Somewhere along life's highway most of us learned to balance a checkbook. This task usually involved a pencil, the back of a used envelope and some basic math. Today, however, a click or two in a second or two delivers that up-to-the-second number.
It's the same for the federal government's checkbook; a click or two takes you inside the nation's ledger courtesy of the nonpartisan Congressional Budget Office (CBO). Once there, you'll find an electronic book filled with page-after-unbalanced page of spending.

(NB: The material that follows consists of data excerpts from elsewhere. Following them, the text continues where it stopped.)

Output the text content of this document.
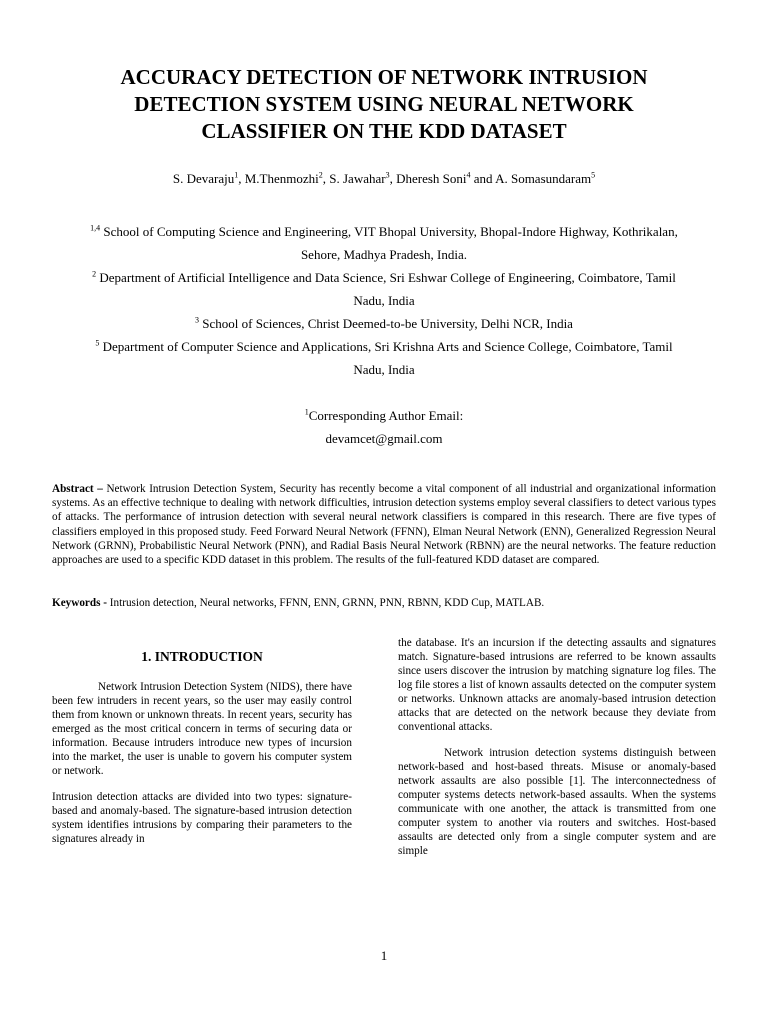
ACCURACY DETECTION OF NETWORK INTRUSION
DETECTION SYSTEM USING NEURAL NETWORK
CLASSIFIER ON THE KDD DATASET
S. Devaraju$^1$, M.Thenmozhi$^2$, S. Jawahar$^3$, Dheresh Soni$^4$ and A. Somasundaram$^5$
$^{1,4}$ School of Computing Science and Engineering, VIT Bhopal University, Bhopal-Indore Highway, Kothrikalan,
Sehore, Madhya Pradesh, India.
$^2$ Department of Artificial Intelligence and Data Science, Sri Eshwar College of Engineering, Coimbatore, Tamil
Nadu, India
$^3$ School of Sciences, Christ Deemed-to-be University, Delhi NCR, India
$^5$ Department of Computer Science and Applications, Sri Krishna Arts and Science College, Coimbatore, Tamil
Nadu, India
$^1$Corresponding Author Email:
devamcet@gmail.com
Abstract – Network Intrusion Detection System, Security has recently become a vital component of all industrial and organizational information systems. As an effective technique to dealing with network difficulties, intrusion detection systems employ several classifiers to detect various types of attacks. The performance of intrusion detection with several neural network classifiers is compared in this research. There are five types of classifiers employed in this proposed study. Feed Forward Neural Network (FFNN), Elman Neural Network (ENN), Generalized Regression Neural Network (GRNN), Probabilistic Neural Network (PNN), and Radial Basis Neural Network (RBNN) are the neural networks. The feature reduction approaches are used to a specific KDD dataset in this problem. The results of the full-featured KDD dataset are compared.
Keywords - Intrusion detection, Neural networks, FFNN, ENN, GRNN, PNN, RBNN, KDD Cup, MATLAB.
1. INTRODUCTION

Network Intrusion Detection System (NIDS), there have been few intruders in recent years, so the user may easily control them from known or unknown threats. In recent years, security has emerged as the most critical concern in terms of securing data or information. Because intruders introduce new types of incursion into the market, the user is unable to govern his computer system or network.

Intrusion detection attacks are divided into two types: signature-based and anomaly-based. The signature-based intrusion detection system identifies intrusions by comparing their parameters to the signatures already in

the database. It's an incursion if the detecting assaults and signatures match. Signature-based intrusions are referred to be known assaults since users discover the intrusion by matching signature log files. The log file stores a list of known assaults detected on the computer system or networks. Unknown attacks are anomaly-based intrusion detection attacks that are detected on the network because they deviate from conventional attacks.

Network intrusion detection systems distinguish between network-based and host-based threats. Misuse or anomaly-based network assaults are also possible [1]. The interconnectedness of computer systems detects network-based assaults. When the systems communicate with one another, the attack is transmitted from one computer system to another via routers and switches. Host-based assaults are detected only from a single computer system and are simple

1
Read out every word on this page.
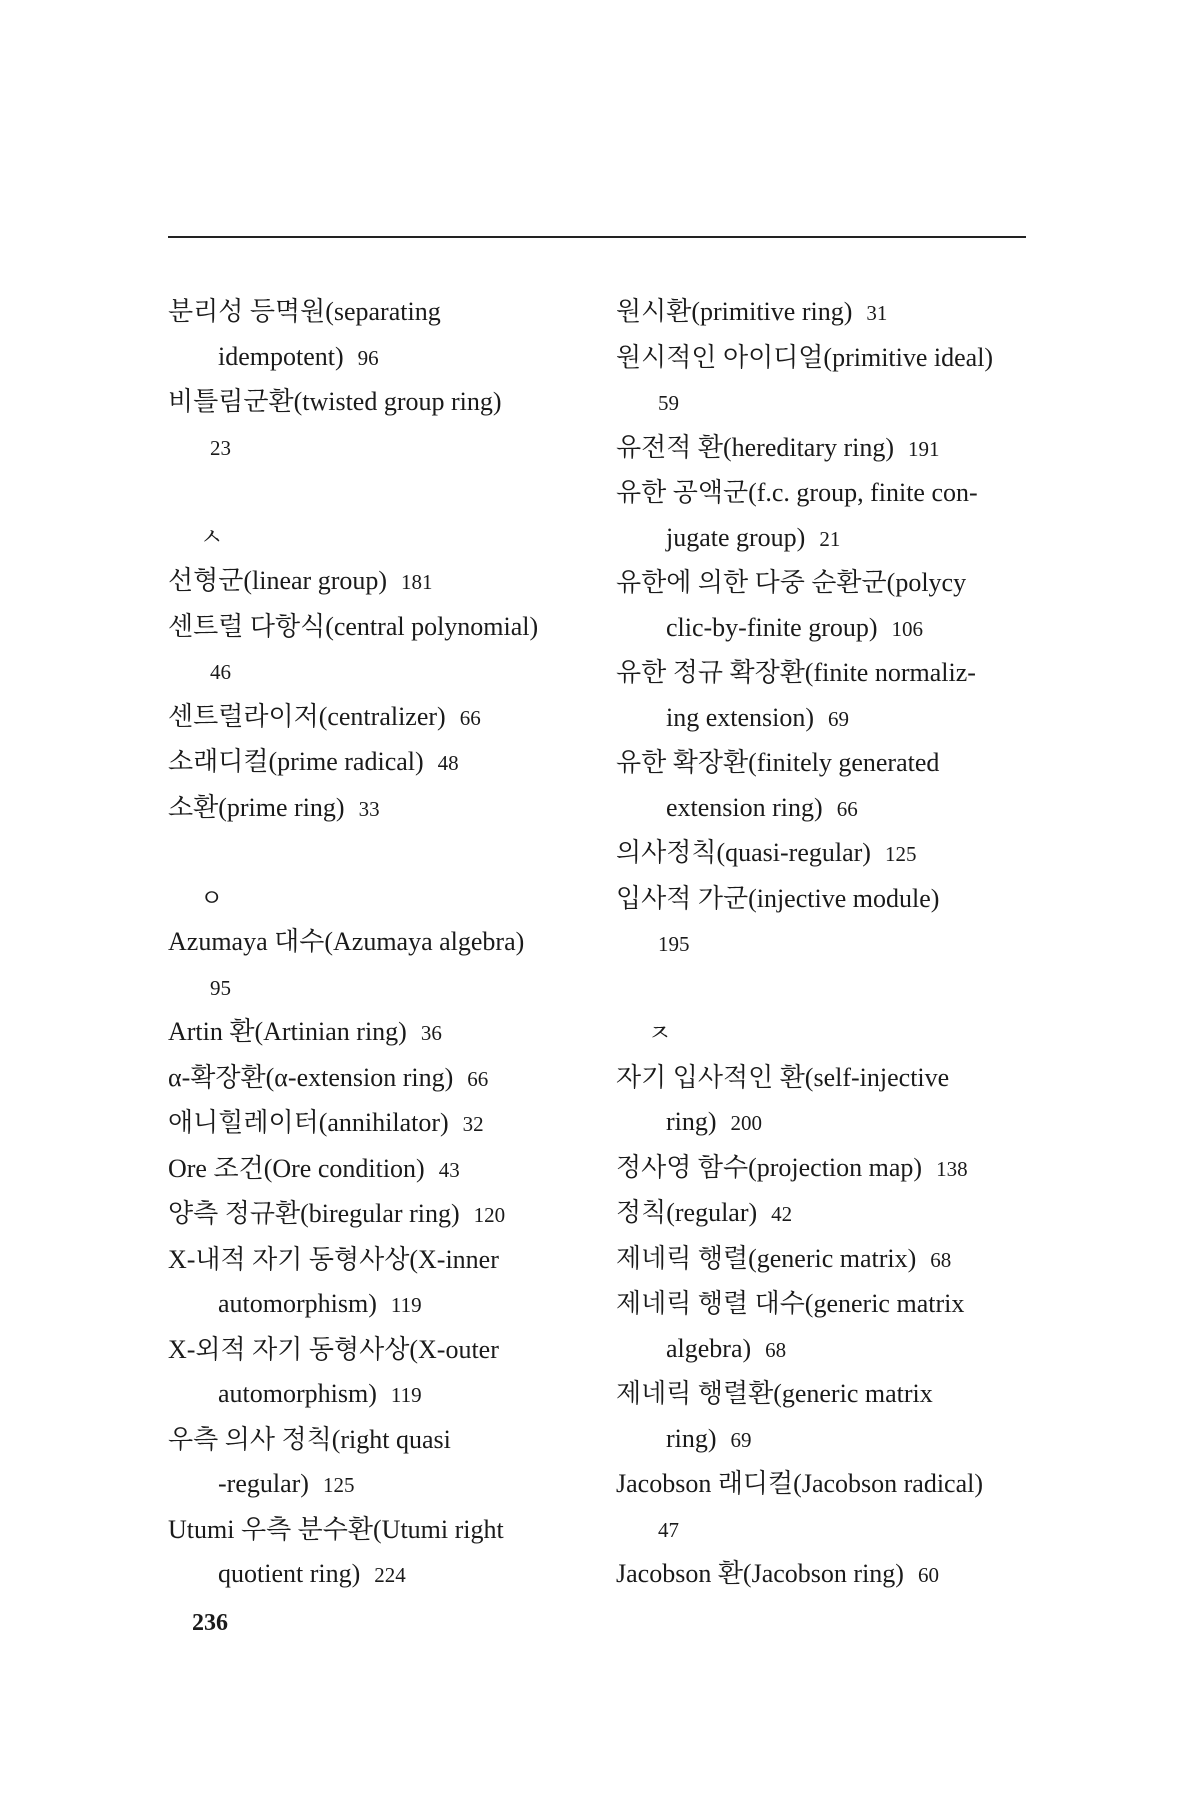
분리성 등멱원(separating
idempotent) 96
비틀림군환(twisted group ring)
23
ㅅ
선형군(linear group) 181
센트럴 다항식(central polynomial)
46
센트럴라이저(centralizer) 66
소래디컬(prime radical) 48
소환(prime ring) 33
ㅇ
Azumaya 대수(Azumaya algebra)
95
Artin 환(Artinian ring) 36
α-확장환(α-extension ring) 66
애니힐레이터(annihilator) 32
Ore 조건(Ore condition) 43
양측 정규환(biregular ring) 120
X-내적 자기 동형사상(X-inner
automorphism) 119
X-외적 자기 동형사상(X-outer
automorphism) 119
우측 의사 정칙(right quasi
-regular) 125
Utumi 우측 분수환(Utumi right
quotient ring) 224
원시환(primitive ring) 31
원시적인 아이디얼(primitive ideal)
59
유전적 환(hereditary ring) 191
유한 공액군(f.c. group, finite con-
jugate group) 21
유한에 의한 다중 순환군(polycy
clic-by-finite group) 106
유한 정규 확장환(finite normaliz-
ing extension) 69
유한 확장환(finitely generated
extension ring) 66
의사정칙(quasi-regular) 125
입사적 가군(injective module)
195
ㅈ
자기 입사적인 환(self-injective
ring) 200
정사영 함수(projection map) 138
정칙(regular) 42
제네릭 행렬(generic matrix) 68
제네릭 행렬 대수(generic matrix
algebra) 68
제네릭 행렬환(generic matrix
ring) 69
Jacobson 래디컬(Jacobson radical)
47
Jacobson 환(Jacobson ring) 60
236
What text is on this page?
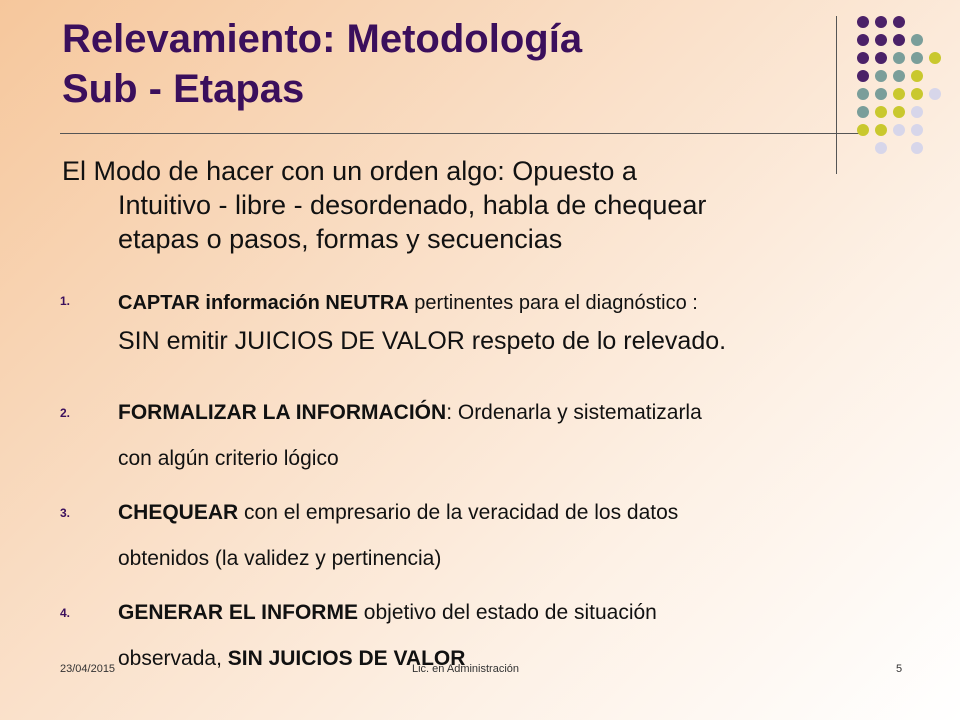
Relevamiento: Metodología
Sub - Etapas
El Modo de hacer con un orden algo: Opuesto a
Intuitivo - libre - desordenado, habla de chequear
etapas o pasos, formas y secuencias
1. CAPTAR información NEUTRA pertinentes para el diagnóstico :
SIN emitir JUICIOS DE VALOR respeto de lo relevado.
2. FORMALIZAR LA INFORMACIÓN: Ordenarla y sistematizarla
con algún criterio lógico
3. CHEQUEAR con el empresario de la veracidad de los datos
obtenidos (la validez y pertinencia)
4. GENERAR EL INFORME objetivo del estado de situación
observada, SIN JUICIOS DE VALOR
23/04/2015	Lic. en Administración	5
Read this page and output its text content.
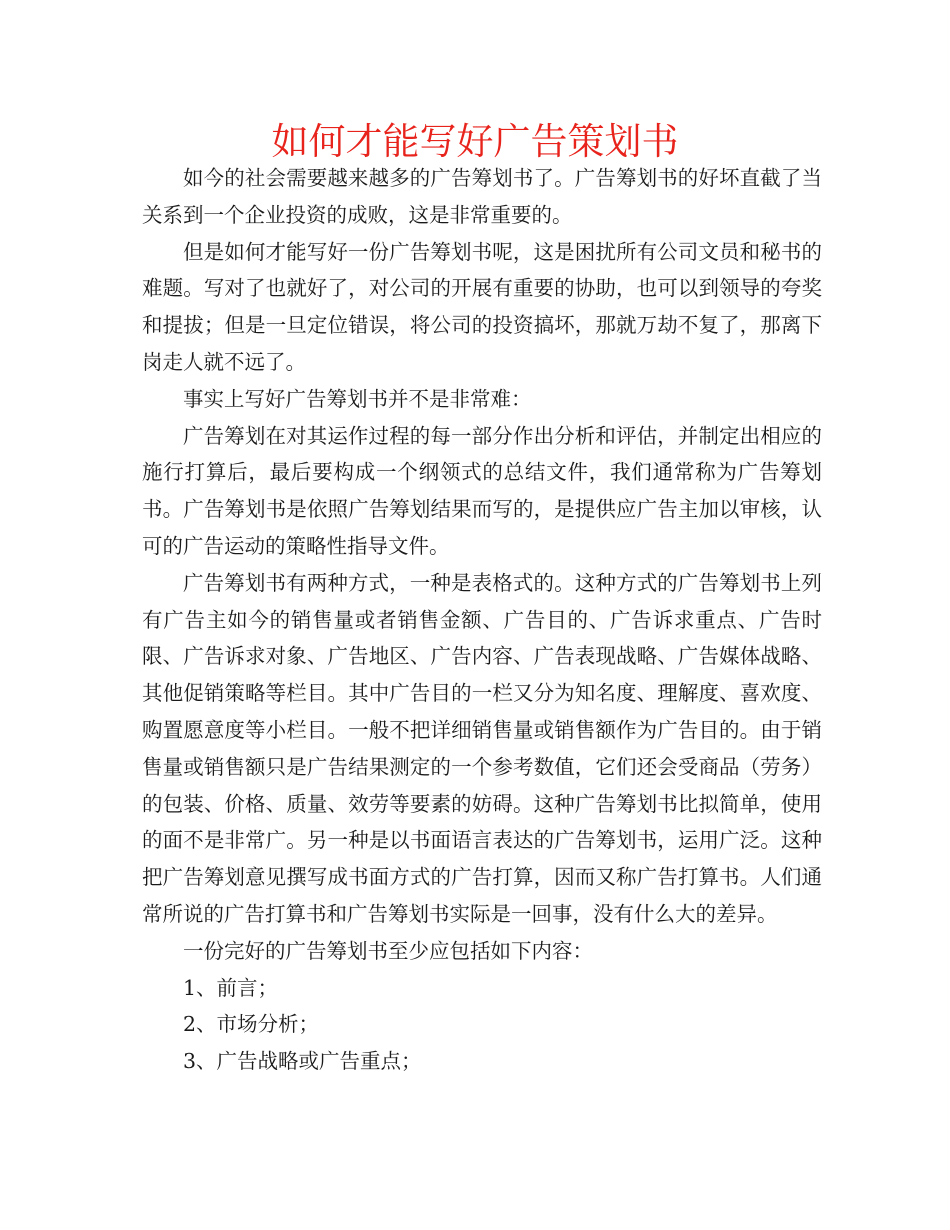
如何才能写好广告策划书

如今的社会需要越来越多的广告筹划书了。广告筹划书的好坏直截了当关系到一个企业投资的成败，这是非常重要的。

但是如何才能写好一份广告筹划书呢，这是困扰所有公司文员和秘书的难题。写对了也就好了，对公司的开展有重要的协助，也可以到领导的夸奖和提拔；但是一旦定位错误，将公司的投资搞坏，那就万劫不复了，那离下岗走人就不远了。

事实上写好广告筹划书并不是非常难：

广告筹划在对其运作过程的每一部分作出分析和评估，并制定出相应的施行打算后，最后要构成一个纲领式的总结文件，我们通常称为广告筹划书。广告筹划书是依照广告筹划结果而写的，是提供应广告主加以审核，认可的广告运动的策略性指导文件。

广告筹划书有两种方式，一种是表格式的。这种方式的广告筹划书上列有广告主如今的销售量或者销售金额、广告目的、广告诉求重点、广告时限、广告诉求对象、广告地区、广告内容、广告表现战略、广告媒体战略、其他促销策略等栏目。其中广告目的一栏又分为知名度、理解度、喜欢度、购置愿意度等小栏目。一般不把详细销售量或销售额作为广告目的。由于销售量或销售额只是广告结果测定的一个参考数值，它们还会受商品（劳务）的包装、价格、质量、效劳等要素的妨碍。这种广告筹划书比拟简单，使用的面不是非常广。另一种是以书面语言表达的广告筹划书，运用广泛。这种把广告筹划意见撰写成书面方式的广告打算，因而又称广告打算书。人们通常所说的广告打算书和广告筹划书实际是一回事，没有什么大的差异。

一份完好的广告筹划书至少应包括如下内容：

1、前言；

2、市场分析；

3、广告战略或广告重点；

In FY2024, for example, federal spending was $6.75 trillion while federal revenue was $4.9 trillion. That left a $1.8 trillion shortfall to be covered by someone other than U.S. taxpayers—mostly buyers of U.S. Treasury securities.
In a word, debt.
The GOP-led Congress and the White House say they will erase this red ink first by cutting "waste, fraud and abuse" and, second, by taking a sharp cleaver to federal spending.
DOGE, the Department of Government Efficiency, was (somehow) created and sent to tackle the waste, fraud and abuse side. After an ambitious—if mostly illegal—start, it cut back its cutting from an estimated $2 trillion to $1 trillion to $150 billion. Most DOGE watchers now say the likely sum is closer to $50 billion.
If it's indeed $50 billion, the back of my envelope shows that DOGE's fine tooth comb will find only .0074% of all 2024 federal spending wasteful, fraudulent or abusive. If $150 billion is accurate, that number would climb to a still microscopic .022% of all federal spending.
Those percentages of waste, fraud or abuse—even though they represent billions in federal spending—would be the envy of every American corporation, farm and family.
Moreover, DOGE's meager findings will never cover an annual debt approaching $2 trillion. That requires deep spending cuts, not pennies scrounged from sofa cushions.
Several GOP congressional members have budget-slashing ideas, but few (and, to be fair, even fewer Dems) target the biggest federal programs: Social Security that spent $1.5 trillion in 2024, the Pentagon ($850 billion), Medicare ($865 billion), Medicaid ($618 billion) and the interest on debt ($881 billion).
That means that at least 70% of current federal spending is off limits to budget cutters of either party.
Which leaves a small slice of the federal pie to supply most of the cuts. That skinny wedge includes child tax credits, food assistance programs like SNAP and WIC, unemployment insurance, and popular ag programs like crop insurance, EQIP and CRP.
Now add a new $4 trillion tax cut the GOP-led Congress and the White House want plus Trump campaign promises to exempt Social Security, tips and earned overtime from federal income taxes. Taken together, that entire wish list will add an estimated $9.1 trillion to the federal deficit in the coming decade.
And as that debt is piling up, anticipated tax revenue stalls.
According to the CBO, 2024 federal income taxes totaled $2.4 trillion, payroll taxes (mostly Social Security) equaled $1.7 trillion, corporate income taxes were $530 billion, and all other taxes like tariffs and estate taxes accounted for just $253 billion.
Combined, 2024 federal tax revenue covered just 74% of all federal spending.
That means there's no envelope big enough, no pencil sharp enough, and no math clever enough to balance an already built-in 25% deficit against a slowing revenue stream and an even bigger flood—$9 trillion—of additional debt coming in the next decade.
Anyone who says otherwise is either a politician or someone who has never balanced a checkbook. But, as Mark Twain might growl, I repeat myself.